Some days, I just sit back and think of how my life has changed, how much it has evolved especially after I became a Mom. My priorities are so different now. I was never a morning person and breakfast was always difficult. However, it had improved from a cup of tea to instant oats with some toast. Neither Avyan nor Arvind complained. But for the past few months or so, Avyan started showing disinterest in those boring breakfasts. So, I had to gear up and these days, I am getting quite good at it.
Weekend breakfasts are usually elaborate. We slow down, take time and most often cook together. Avyan sits on the kitchen counter, which freaks me out at times, but I allow with precaution. He loves to crack eggs, mix the batter, use the heavy mortar and pestle to grind the masala for our chai. He is quite the helper.
Last weekend, we made Dutch pancakes and to my surprise, they are easier than I thought. I just threw everything in a blender and the batter was ready. I used the mini pie pans to make individual portions and that came out so beautifully puffed. It barely required any preparation time and the oven did the entire job. With some fresh fruits, maple syrup and sugar dust, it was a perfect lazy weekend breakfast.
- ½ cup all purpose flour
- 1 tablespoon sugar
- pinch of salt
- zest of a large orange or lemon, optional
- 3 eggs
- ½ cup milk
- 1 teaspoon vanilla extract
- 4 teaspoons butter
- fresh fruits for topping
- powdered sugar for dusting
- maple syrup
- Preheat the oven to 425 F.
- To make the batter, use either a mixing bowl and a whisk or just put flour, sugar, salt, orange zest, egg, milk and vanilla extract in a blender and blend it to a runny smooth batter.

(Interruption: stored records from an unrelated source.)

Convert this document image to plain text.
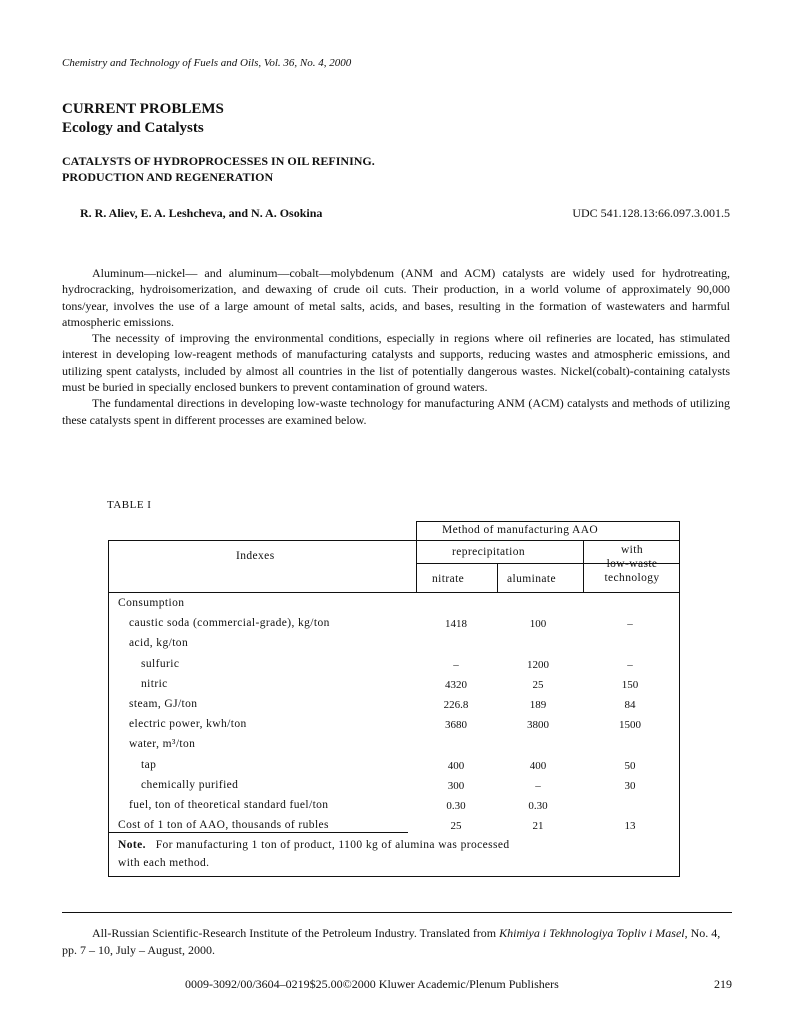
Chemistry and Technology of Fuels and Oils, Vol. 36, No. 4, 2000
CURRENT PROBLEMS
Ecology and Catalysts
CATALYSTS OF HYDROPROCESSES IN OIL REFINING.
PRODUCTION AND REGENERATION
R. R. Aliev, E. A. Leshcheva, and N. A. Osokina	UDC 541.128.13:66.097.3.001.5

Aluminum—nickel— and aluminum—cobalt—molybdenum (ANM and ACM) catalysts are widely used for hydrotreating, hydrocracking, hydroisomerization, and dewaxing of crude oil cuts. Their production, in a world volume of approximately 90,000 tons/year, involves the use of a large amount of metal salts, acids, and bases, resulting in the formation of wastewaters and harmful atmospheric emissions.

The necessity of improving the environmental conditions, especially in regions where oil refineries are located, has stimulated interest in developing low-reagent methods of manufacturing catalysts and supports, reducing wastes and atmospheric emissions, and utilizing spent catalysts, included by almost all countries in the list of potentially dangerous wastes. Nickel(cobalt)-containing catalysts must be buried in specially enclosed bunkers to prevent contamination of ground waters.

The fundamental directions in developing low-waste technology for manufacturing ANM (ACM) catalysts and methods of utilizing these catalysts spent in different processes are examined below.

TABLE I
Indexes
Method of manufacturing AAO
reprecipitation	with
low-waste
technology
nitrate	aluminate
Consumption
caustic soda (commercial-grade), kg/ton	1418	100	–
acid, kg/ton
sulfuric	–	1200	–
nitric	4320	25	150
steam, GJ/ton	226.8	189	84
electric power, kwh/ton	3680	3800	1500
water, m³/ton
tap	400	400	50
chemically purified	300	–	30
fuel, ton of theoretical standard fuel/ton	0.30	0.30
Cost of 1 ton of AAO, thousands of rubles	25	21	13
Note. For manufacturing 1 ton of product, 1100 kg of alumina was processed
with each method.
All-Russian Scientific-Research Institute of the Petroleum Industry. Translated from Khimiya i Tekhnologiya Topliv i Masel, No. 4, pp. 7 – 10, July – August, 2000.
0009-3092/00/3604–0219$25.00©2000 Kluwer Academic/Plenum Publishers	219
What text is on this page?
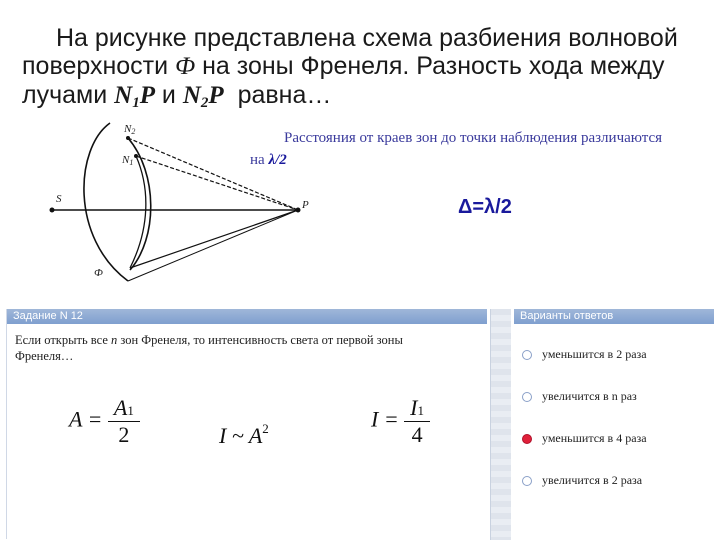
На рисунке представлена схема разбиения волновой поверхности Ф на зоны Френеля. Разность хода между лучами $N_1P$ и $N_2P$ равна…
N2
N1
S	P
Ф
Расстояния от краев зон до точки наблюдения различаются на λ/2
Δ=λ/2
Задание N 12
Если открыть все n зон Френеля, то интенсивность света от первой зоны Френеля…
$A = \frac{A1}{2}$	I ~ $A^2$	$I = \frac{I1}{4}$
Варианты ответов
уменьшится в 2 раза
увеличится в n раз
уменьшится в 4 раза
увеличится в 2 раза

- Put 1 teaspoon of butter in the 4 mini pie pans and put it into the oven to melt. It will take less than 2 minutes, so keep an eye.
- Once the butter is melted, take the pans out and pour the pancake batter in equal amount. Bake it for 20 minutes. It should puff up golden.
- Serve warm, topped with fresh fruit, dusted with powdered sugar and drizzled with some maple syrup on top.